Rovio’s Angry Birds empire continues to show cracks. The Finnish company, which has aspirations to become an entertainment company of Disney-esque scale, said on Thursday that it’s considering reducing its staff by as many as 130 people, or 16 percent of its workforce. “We have been building our team on assumptions of faster growth than have materialized,” Rovio said in a statement. Executives at the company declined to discuss the move in more detail.
It’s been clear for some time that the best days for Rovio’s original business—smartphone games—were probably behind it. The premier Angry Birds game peaked in 2012, and the company’s decision to use the same characters in new titles hasn’t produced any blockbusters. Neither of its two newer releases, the racing game Angry Birds Go! or a game aimed at girls called Angry Birds Stella, are among the 250 highest-grossing smartphone games in the U.S.
This has sometimes been cited as evidence that Rovio has not been able to adjust to the changing business of smartphone gaming. Angry Birds had success at a time when the predominant way to make money from games was to charge a small fee upfront. More recently, the industry has shifted to games that are free to download but charge for extra lives or other digital merchandise within the games themselves.
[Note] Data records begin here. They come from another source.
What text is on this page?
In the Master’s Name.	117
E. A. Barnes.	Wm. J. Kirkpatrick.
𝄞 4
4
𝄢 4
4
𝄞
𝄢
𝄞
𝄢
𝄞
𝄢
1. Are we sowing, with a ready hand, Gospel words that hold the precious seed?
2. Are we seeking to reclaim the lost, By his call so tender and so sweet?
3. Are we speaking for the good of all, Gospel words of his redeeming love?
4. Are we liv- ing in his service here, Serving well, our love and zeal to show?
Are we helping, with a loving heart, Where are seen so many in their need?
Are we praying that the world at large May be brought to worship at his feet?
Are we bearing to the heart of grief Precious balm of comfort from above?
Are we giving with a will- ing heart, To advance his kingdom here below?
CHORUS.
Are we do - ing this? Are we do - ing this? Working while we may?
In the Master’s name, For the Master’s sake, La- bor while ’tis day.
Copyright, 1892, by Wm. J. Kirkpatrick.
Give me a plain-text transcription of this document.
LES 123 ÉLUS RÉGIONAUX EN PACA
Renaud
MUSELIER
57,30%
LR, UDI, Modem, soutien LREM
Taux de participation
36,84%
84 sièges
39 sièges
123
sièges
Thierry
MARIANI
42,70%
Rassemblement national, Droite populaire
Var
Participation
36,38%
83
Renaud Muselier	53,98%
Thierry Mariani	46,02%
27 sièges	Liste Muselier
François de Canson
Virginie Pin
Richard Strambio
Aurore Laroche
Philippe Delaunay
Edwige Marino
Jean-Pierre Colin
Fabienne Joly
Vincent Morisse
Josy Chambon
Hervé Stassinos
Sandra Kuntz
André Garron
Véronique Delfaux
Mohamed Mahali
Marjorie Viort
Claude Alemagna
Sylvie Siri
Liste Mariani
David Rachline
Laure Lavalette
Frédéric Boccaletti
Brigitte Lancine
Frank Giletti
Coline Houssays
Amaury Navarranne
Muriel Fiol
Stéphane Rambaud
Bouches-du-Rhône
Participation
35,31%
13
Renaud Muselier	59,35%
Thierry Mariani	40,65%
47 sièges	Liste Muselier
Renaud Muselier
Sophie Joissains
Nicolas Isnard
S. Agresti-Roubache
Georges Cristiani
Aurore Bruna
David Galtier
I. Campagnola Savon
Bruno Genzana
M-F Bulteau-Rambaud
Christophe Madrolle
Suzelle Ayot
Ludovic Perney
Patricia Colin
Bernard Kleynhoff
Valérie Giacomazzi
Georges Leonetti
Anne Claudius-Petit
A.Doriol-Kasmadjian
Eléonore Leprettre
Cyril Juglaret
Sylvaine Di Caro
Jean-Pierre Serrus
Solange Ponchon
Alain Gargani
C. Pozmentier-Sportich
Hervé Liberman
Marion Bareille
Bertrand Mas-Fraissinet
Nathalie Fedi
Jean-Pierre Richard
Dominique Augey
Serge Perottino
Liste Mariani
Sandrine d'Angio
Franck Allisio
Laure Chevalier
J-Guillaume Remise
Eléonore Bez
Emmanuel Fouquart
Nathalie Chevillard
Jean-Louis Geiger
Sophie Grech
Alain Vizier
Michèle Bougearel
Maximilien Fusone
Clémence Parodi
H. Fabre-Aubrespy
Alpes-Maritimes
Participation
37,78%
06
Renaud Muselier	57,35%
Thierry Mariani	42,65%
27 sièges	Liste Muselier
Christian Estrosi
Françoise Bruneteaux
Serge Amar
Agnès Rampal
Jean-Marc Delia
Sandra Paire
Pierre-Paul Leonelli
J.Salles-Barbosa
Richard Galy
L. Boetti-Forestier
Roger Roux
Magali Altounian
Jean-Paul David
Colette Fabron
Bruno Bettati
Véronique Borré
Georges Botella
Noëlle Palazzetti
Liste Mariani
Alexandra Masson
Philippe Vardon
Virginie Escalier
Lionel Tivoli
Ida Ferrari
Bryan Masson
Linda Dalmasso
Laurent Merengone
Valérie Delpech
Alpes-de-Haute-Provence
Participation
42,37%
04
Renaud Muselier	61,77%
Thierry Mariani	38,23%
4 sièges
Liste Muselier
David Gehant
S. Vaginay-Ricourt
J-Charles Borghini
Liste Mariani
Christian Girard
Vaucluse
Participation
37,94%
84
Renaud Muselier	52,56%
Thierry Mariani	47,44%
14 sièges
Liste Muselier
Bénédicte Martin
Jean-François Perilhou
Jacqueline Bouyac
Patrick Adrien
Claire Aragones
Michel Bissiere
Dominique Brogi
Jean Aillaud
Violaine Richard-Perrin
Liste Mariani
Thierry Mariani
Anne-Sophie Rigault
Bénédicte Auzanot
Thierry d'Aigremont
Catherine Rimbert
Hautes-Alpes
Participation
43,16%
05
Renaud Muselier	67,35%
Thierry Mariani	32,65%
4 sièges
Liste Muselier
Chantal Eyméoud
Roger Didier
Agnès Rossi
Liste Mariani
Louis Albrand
To diversify its sources of revenue, Rovio hatched a media and entertainment business based on the Angry Birds characters. It’s been working on a movie, selling plush toys, and trying to bring in money from new games by coordinating their releases with new merchandise. The company has done better with this endeavor than it has with gaming as of late. Consumer products grew to almost half its revenue last year, while revenue from gaming actually fell from 2012 to 2013.
Rovio didn’t say whether the job cuts are coming from the consumer-products or the game-development side of the company. If the layoffs are an acknowledgment that it has overestimated the potential of its non-gaming business, that’s especially bad news.